BTW. the reason the standard allocators are slow is that they try not to waste memory - so if you allocate a 5 byte, 7 byte and 32 bytes from the standard heap, it'll keep those 'boundaries'. Next time you need to allocate, it'll walk through those looking for enough space to give you what you asked for. That worked well for low-memory systems, but you only have to look at how much memory most apps use today to see that GC systems go the other way, and try to make allocations as fast as possible whilst caring nothing for how much memory is wasted.

gbjbaanb
+1  A: 

The problem has a lot of variables, but if your application is written with garbage collection in mind, and if you exploit the special features of the Boehm collector, such as different allocation calls for blocks that don't contain pointers, then as a general rule your application - Will have simpler interfaces - Will run somewhat faster - Will require from 1.2x to 2x the space than a similar application using explicit memory management.

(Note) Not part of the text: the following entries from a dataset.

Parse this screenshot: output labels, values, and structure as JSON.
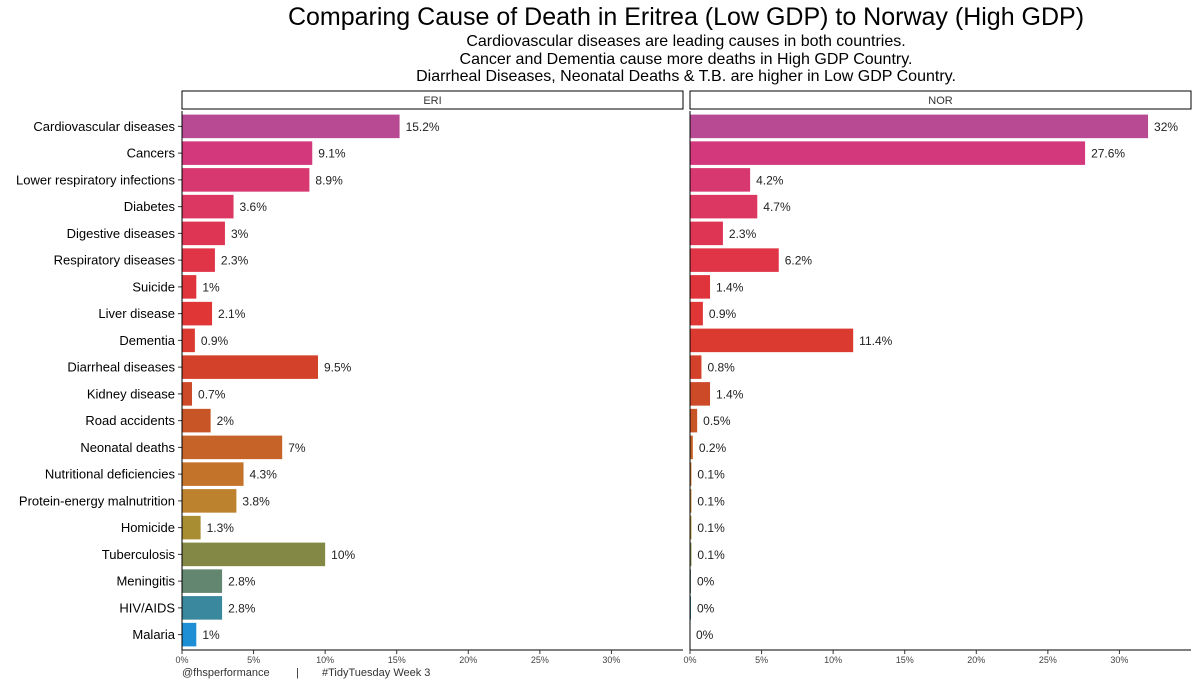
{
  "title": "Comparing Cause of Death in Eritrea (Low GDP) to Norway (High GDP)",
  "subtitle_lines": [
    "Cardiovascular diseases are leading causes in both countries.",
    "Cancer and Dementia cause more deaths in High GDP Country.",
    "Diarrheal Diseases, Neonatal Deaths & T.B. are higher in Low GDP Country."
  ],
  "caption": {
    "handle": "@fhsperformance",
    "separator": "|",
    "tag": "#TidyTuesday Week 3"
  },
  "chart_data": {
    "type": "bar",
    "orientation": "horizontal",
    "faceted": true,
    "categories": [
      "Cardiovascular diseases",
      "Cancers",
      "Lower respiratory infections",
      "Diabetes",
      "Digestive diseases",
      "Respiratory diseases",
      "Suicide",
      "Liver disease",
      "Dementia",
      "Diarrheal diseases",
      "Kidney disease",
      "Road accidents",
      "Neonatal deaths",
      "Nutritional deficiencies",
      "Protein-energy malnutrition",
      "Homicide",
      "Tuberculosis",
      "Meningitis",
      "HIV/AIDS",
      "Malaria"
    ],
    "colors": [
      "#b84a93",
      "#d3387d",
      "#d83870",
      "#dc3662",
      "#de3555",
      "#e03447",
      "#e0343c",
      "#e03636",
      "#db3a30",
      "#d3412b",
      "#cc4a28",
      "#c85526",
      "#c66328",
      "#c4742a",
      "#bd822d",
      "#a88d33",
      "#838845",
      "#628670",
      "#3a889e",
      "#1e8fd4"
    ],
    "panels": [
      {
        "name": "ERI",
        "values": [
          15.2,
          9.1,
          8.9,
          3.6,
          3.0,
          2.3,
          1.0,
          2.1,
          0.9,
          9.5,
          0.7,
          2.0,
          7.0,
          4.3,
          3.8,
          1.3,
          10.0,
          2.8,
          2.8,
          1.0
        ],
        "labels": [
          "15.2%",
          "9.1%",
          "8.9%",
          "3.6%",
          "3%",
          "2.3%",
          "1%",
          "2.1%",
          "0.9%",
          "9.5%",
          "0.7%",
          "2%",
          "7%",
          "4.3%",
          "3.8%",
          "1.3%",
          "10%",
          "2.8%",
          "2.8%",
          "1%"
        ]
      },
      {
        "name": "NOR",
        "values": [
          32.0,
          27.6,
          4.2,
          4.7,
          2.3,
          6.2,
          1.4,
          0.9,
          11.4,
          0.8,
          1.4,
          0.5,
          0.2,
          0.1,
          0.1,
          0.1,
          0.1,
          0.04,
          0.04,
          0.0
        ],
        "labels": [
          "32%",
          "27.6%",
          "4.2%",
          "4.7%",
          "2.3%",
          "6.2%",
          "1.4%",
          "0.9%",
          "11.4%",
          "0.8%",
          "1.4%",
          "0.5%",
          "0.2%",
          "0.1%",
          "0.1%",
          "0.1%",
          "0.1%",
          "0%",
          "0%",
          "0%"
        ]
      }
    ],
    "x_ticks": [
      0,
      5,
      10,
      15,
      20,
      25,
      30
    ],
    "x_tick_labels": [
      "0%",
      "5%",
      "10%",
      "15%",
      "20%",
      "25%",
      "30%"
    ],
    "xlim": [
      0,
      35
    ],
    "xlabel": "",
    "ylabel": "",
    "grid": false,
    "legend": "none"
  }
}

For documentation and evidence supporting these claims, you can see the information on Boehm's web site, and also Ben Zorn's several papers on the measured cost of conservative garbage collection.

Most importantly you'll save a ton of effort and won't have to worry about a significant class of memory-management bugs.

The issue of C vs C++ is orthogonal, but GC will definitely be faster than reference counting, especially when there's no compiler support for reference counting.

Norman Ramsey
A: 

I suggest that if you have written a program where memory allocation and deallocation (explicitly or GC'ed) is the bottleneck, then you should re-think your architecture, design and implementation.

Foredecker
A: 

If you don't want to explicitly manage memory, don't use C/C++. There are plenty of languages with either reference counting or compiler-supported garbage collectors that will probably work much better for you.

C/C++ are designed in an environment where the programmer manages their own memory. Trying to retrofit GC or ref counting onto them may help some, but you'll find that you either have to compromise the performance of the GC (because it doesn't have any compiler hinting as to where pointers might be), or you'll find new and fascinating ways that you can screw up the reference counts or the GC or whatever.

I know it sounds like a good idea, but really, you should just grab a language more suited to the task.

Michael Kohne